My stepdad, clad in his thick red and black PhD robes, stands at the top of our driveway behind a small table with a carboard box on top of it: a makeshift podium. He opens the box, almost drops the lid, recovers, blushing, and pulls out a stack of paper. He begins.

“I’d like to welcome everyone – graduates, family … and I think that’s all we got – to the Lexington annex of the Consortium of Worcester Colleges, Higher Institutes Project (aka COW CHIP). Thank you all for coming. Given the extenuating circumstances and the limitations of self-quarantine, we have taken upon ourselves to run today’s proceedings and force these two graduates to participate in them. Our list of illustrious participants is limited by the vagaries of social distancing. And since I’m the only one who has academic robes, I was unanimously selected by the faculty to preside over these ceremonies. Compared to previous commencements some of you have attended, I promise this will be shorter and you will be less likely to die of heat stroke, drown or be shot by the Secret Service.” My sisters will remind us later that all of these were potential dangers at each of their graduations: a sudden heat wave, a flash flood, a high profile commencement speaker. My stepdad does not mention that which, even in this driveway, could kill us.

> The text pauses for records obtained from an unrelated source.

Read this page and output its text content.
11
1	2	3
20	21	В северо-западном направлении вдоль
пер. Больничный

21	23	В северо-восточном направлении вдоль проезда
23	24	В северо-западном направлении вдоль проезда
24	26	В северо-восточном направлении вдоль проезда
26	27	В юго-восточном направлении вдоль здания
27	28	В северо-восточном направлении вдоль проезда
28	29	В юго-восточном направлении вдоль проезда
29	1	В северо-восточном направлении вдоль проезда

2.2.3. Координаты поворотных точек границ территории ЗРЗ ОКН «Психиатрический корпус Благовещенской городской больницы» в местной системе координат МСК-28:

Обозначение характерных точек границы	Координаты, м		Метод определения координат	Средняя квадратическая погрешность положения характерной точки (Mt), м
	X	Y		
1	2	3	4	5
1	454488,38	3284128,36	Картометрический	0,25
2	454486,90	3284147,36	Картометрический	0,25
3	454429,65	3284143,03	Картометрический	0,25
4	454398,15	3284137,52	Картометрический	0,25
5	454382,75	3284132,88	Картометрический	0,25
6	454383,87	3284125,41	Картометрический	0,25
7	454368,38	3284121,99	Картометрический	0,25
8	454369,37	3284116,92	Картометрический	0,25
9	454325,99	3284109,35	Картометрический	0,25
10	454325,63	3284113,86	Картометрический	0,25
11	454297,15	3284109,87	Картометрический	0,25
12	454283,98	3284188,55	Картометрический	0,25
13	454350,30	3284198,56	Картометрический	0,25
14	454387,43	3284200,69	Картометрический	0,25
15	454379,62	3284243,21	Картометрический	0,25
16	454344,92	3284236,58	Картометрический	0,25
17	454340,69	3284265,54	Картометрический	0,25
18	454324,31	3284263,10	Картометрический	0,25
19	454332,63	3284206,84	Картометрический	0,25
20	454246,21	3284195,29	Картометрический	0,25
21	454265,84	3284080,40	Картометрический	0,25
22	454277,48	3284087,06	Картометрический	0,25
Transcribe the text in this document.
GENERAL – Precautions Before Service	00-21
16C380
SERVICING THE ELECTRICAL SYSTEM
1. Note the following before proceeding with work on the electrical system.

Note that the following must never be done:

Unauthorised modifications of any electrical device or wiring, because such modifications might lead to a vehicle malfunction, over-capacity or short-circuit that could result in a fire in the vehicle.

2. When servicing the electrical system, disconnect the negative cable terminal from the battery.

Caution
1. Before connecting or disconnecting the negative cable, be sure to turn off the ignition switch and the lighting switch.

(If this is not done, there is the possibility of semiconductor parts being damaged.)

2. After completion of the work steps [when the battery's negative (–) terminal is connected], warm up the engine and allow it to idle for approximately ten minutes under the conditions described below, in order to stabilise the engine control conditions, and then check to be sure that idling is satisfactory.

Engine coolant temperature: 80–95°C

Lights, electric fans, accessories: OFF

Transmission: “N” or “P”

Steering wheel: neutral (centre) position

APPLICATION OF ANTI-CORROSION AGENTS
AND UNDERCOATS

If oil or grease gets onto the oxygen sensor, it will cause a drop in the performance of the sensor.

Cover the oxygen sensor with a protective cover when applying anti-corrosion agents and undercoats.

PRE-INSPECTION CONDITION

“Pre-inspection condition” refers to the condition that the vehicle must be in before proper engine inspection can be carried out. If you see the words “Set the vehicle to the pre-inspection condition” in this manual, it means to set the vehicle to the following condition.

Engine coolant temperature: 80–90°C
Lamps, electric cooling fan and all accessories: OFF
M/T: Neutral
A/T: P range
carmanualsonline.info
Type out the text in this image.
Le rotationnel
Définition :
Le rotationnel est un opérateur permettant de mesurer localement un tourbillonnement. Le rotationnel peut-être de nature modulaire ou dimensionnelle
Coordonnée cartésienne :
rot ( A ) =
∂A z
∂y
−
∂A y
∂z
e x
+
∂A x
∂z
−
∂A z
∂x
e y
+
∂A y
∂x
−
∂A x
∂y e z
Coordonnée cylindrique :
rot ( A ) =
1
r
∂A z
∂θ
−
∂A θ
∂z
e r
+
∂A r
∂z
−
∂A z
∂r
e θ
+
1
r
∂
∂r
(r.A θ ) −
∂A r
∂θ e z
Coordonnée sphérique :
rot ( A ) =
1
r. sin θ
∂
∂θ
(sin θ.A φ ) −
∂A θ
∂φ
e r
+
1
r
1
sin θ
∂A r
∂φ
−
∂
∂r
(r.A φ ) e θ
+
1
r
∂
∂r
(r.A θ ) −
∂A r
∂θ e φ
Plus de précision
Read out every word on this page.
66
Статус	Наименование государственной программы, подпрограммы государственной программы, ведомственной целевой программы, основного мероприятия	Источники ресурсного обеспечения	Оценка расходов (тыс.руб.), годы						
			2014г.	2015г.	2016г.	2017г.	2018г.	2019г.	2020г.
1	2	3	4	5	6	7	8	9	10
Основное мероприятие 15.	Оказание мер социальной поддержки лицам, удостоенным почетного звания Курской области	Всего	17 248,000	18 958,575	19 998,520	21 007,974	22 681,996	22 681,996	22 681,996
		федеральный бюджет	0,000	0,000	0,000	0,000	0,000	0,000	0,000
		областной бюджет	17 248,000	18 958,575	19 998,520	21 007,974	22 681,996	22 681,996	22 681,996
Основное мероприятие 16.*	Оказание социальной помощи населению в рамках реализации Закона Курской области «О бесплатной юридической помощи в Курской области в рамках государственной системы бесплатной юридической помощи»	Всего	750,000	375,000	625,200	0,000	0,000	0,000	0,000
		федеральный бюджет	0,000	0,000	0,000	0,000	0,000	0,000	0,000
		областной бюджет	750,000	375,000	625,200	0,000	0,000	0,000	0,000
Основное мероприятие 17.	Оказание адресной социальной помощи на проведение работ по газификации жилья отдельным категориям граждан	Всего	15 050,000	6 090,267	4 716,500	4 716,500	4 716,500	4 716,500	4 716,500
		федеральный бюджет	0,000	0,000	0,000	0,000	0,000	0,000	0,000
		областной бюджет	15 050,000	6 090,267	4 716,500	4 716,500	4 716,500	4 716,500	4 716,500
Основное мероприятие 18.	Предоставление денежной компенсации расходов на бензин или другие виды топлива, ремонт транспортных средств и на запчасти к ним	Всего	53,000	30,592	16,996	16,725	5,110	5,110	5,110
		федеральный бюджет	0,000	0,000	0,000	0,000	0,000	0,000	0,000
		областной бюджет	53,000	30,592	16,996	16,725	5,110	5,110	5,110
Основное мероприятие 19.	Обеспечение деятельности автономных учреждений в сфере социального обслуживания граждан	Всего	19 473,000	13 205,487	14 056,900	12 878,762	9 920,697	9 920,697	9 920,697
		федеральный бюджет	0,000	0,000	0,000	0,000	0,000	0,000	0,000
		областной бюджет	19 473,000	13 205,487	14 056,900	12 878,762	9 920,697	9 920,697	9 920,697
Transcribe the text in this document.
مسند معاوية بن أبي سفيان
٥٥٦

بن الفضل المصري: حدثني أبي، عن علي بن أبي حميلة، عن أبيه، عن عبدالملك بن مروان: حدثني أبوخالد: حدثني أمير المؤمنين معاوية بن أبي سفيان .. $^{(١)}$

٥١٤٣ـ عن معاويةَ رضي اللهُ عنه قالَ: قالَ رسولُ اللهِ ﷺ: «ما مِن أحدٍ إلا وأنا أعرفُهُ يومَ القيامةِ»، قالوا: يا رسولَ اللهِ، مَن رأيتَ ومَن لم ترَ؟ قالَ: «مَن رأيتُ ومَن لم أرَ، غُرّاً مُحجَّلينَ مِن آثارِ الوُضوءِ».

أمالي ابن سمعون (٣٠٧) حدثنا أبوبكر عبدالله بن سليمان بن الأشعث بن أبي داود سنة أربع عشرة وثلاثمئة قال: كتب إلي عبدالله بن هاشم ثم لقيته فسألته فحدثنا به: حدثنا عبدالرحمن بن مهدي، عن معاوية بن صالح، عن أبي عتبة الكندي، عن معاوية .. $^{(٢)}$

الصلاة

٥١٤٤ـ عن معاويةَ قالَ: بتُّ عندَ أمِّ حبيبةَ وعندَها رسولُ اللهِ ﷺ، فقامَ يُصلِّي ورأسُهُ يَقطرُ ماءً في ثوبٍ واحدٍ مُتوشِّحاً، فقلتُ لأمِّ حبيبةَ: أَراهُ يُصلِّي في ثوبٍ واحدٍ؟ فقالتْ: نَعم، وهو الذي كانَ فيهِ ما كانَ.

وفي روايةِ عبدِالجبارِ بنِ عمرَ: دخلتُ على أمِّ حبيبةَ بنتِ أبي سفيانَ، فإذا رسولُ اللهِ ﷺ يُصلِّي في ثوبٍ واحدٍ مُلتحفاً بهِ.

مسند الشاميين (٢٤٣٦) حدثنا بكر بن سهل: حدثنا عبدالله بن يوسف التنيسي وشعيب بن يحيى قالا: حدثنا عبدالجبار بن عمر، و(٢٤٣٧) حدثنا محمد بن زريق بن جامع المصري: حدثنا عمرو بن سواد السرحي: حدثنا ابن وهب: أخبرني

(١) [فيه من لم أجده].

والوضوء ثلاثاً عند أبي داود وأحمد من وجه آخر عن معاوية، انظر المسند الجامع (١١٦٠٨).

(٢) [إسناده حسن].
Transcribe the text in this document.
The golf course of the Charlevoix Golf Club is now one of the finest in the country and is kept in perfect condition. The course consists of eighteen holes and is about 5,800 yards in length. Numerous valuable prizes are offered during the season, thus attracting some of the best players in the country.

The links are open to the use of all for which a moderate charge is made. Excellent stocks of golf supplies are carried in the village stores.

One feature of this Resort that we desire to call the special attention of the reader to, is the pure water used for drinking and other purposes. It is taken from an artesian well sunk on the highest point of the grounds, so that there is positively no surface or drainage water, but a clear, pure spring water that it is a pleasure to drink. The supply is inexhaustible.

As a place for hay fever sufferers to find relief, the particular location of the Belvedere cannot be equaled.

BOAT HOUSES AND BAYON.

He continues, “You and your generation will make the world a better place than you have found it. As our generation has given you President Donald Trump, a Global Pandemic, the worst economy since the Great Depression, impending climate crises, and a culture that rejects truth and embraces partisanship and tribalism, we have set the bar for you to make improvements very, very low. There is no need to thank us.”

From where I sit in the driveway, I can see the tomatoes my mother and I planted recently. Right now, they are vulnerably small green sprouts, almost weed-like, each surrounded by a tall square tomato cage that hints at the plants’ eventual size. My mother – who once plucked a leaf from a Japanese maple in a stranger’s yard in order to bring it to a garden store and buy one herself; who once described an astilbe flower as “the one that goes like this,” contorting her hands and arms into a vaguely floral shape; who would rather identify plants by color or by shape or by elaborate physical charades – knows the specific names of several types of tomatoes: Early Girl, Big Boy, Super Sweet 100. While she plants tomatoes, she always sings the same thing: “There’s only two things that money can’t buy, and that’s true love and homegrown tomatoes.” This is a springtime ritual. It comes with the sun. These plants do not know the importance of this driveway ceremony. They do not know how harshly love radiates from six feet apart. They know only how to grow towards light and bear red shiny fruit. They know only the warmth of the sun and how to swallow it whole.

I refocus my eyes on my stepdad as he says the final words of his speech, words after which he will announce my name and ask me to walk across the driveway and get a piece of paper upon which he has scribbled my mock degree, a driveway whose ground I have walked across innumerable times before, a driveway that this time will feel inexplicably different under me, somehow like a bowing wooden stage: “In conclusion, I have one final piece of wisdom that I have gained through hard-won and painful experience; I give this advice to save you from following along that same painful path. Use sunscreen.”